No interruption to airports : Federal Government wins bid to have industrial action suspended until after election

The Federal Government has won its bid to suspend strike action at the nation's airports for three months, on the basis the protests could endanger lives.

The Fair Work Commission has now ruled in favour of the department's application to suspend the action, sought by Border Force workers upset over pay and condition negotiations, beyond the likely July 2 federal election date.

According to the decision handed down by Fair Work commissioner Nick Wilson, the protected action had the potential to impact on the "frontline" of Australia's immigration and border protection efforts.

"It becomes foreseeable that criminal or terrorist opportunistic behaviours become more likely as a result, since systemic weaknesses can be more easily identified and exploited," the decision said.

"The evidence shows this risk is not merely foreseeable, but that such behaviour more than likely occurred within the recent period of protected industrial action."

The Department of Immigration and Border Protection and the Community and Public Sector Union have been involved in a protracted dispute over pay and conditions for Border Force staff.
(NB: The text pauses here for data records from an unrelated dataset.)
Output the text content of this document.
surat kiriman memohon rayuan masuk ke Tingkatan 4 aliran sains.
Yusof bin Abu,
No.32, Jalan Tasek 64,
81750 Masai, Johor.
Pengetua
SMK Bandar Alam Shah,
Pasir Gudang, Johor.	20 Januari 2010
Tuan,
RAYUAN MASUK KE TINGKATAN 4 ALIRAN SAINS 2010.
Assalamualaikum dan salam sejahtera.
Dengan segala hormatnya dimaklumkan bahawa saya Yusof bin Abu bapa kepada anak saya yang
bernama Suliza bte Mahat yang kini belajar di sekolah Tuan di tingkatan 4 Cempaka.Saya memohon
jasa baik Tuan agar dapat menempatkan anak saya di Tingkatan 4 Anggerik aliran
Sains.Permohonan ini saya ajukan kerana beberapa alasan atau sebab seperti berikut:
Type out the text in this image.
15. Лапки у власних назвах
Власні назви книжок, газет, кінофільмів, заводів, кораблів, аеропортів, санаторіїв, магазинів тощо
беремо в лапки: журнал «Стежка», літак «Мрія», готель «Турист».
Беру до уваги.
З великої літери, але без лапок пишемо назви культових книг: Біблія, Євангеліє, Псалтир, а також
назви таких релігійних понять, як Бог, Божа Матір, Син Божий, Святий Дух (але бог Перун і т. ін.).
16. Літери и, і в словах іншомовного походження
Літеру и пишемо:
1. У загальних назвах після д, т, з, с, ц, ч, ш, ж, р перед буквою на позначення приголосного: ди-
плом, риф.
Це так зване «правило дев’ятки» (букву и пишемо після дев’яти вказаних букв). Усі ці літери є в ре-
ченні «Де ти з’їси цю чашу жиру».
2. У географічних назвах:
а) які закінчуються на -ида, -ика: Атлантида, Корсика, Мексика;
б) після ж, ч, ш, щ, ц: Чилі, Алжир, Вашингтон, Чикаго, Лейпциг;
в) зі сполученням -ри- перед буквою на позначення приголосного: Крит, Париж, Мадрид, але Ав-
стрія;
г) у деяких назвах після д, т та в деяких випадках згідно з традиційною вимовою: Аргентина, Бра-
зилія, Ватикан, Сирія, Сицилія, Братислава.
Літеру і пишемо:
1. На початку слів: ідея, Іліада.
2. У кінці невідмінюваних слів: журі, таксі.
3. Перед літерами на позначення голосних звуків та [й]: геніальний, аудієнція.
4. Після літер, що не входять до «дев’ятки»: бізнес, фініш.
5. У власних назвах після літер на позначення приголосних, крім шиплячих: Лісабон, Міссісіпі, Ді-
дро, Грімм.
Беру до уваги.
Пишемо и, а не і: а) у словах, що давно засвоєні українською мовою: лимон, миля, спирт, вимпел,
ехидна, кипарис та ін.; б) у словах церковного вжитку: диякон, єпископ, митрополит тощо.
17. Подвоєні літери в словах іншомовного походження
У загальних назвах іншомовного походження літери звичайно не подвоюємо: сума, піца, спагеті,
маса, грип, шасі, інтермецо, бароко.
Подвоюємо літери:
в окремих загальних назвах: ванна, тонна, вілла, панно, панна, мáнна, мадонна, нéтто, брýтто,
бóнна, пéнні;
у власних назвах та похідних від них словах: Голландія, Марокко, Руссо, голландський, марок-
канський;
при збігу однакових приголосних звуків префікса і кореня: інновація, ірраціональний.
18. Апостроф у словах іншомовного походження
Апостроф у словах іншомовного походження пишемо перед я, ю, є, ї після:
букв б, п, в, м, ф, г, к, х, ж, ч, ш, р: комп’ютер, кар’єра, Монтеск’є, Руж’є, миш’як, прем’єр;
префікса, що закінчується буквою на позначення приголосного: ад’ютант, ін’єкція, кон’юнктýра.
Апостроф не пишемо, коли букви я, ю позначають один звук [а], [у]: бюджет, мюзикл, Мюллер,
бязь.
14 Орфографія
The union had been planning more than 20 separate strikes in March and April, including a 24-hour strike and rolling stoppages over Easter.

But after the Brussels Airport terrorist attacks, the union agreed to suspend its action temporarily.

The CPSU representative Rupert Evans said the "difficult decision" was taken partly because of concerns about airport security.

At the time, the Prime Minister said he had been assured there would be adequate security at the airports regardless but he implored the union not to go ahead with the strike.

"We strongly encourage them to rethink their call for industrial action and stay at work and pursue their complaints, their disagreements with the Government through other means," Malcolm Turnbull told Channel 7.

The Department called on the Fair Work Commission to institute a three-month suspension, arguing large-scale strikes would impede the ability for Border Force staff to perform their duties.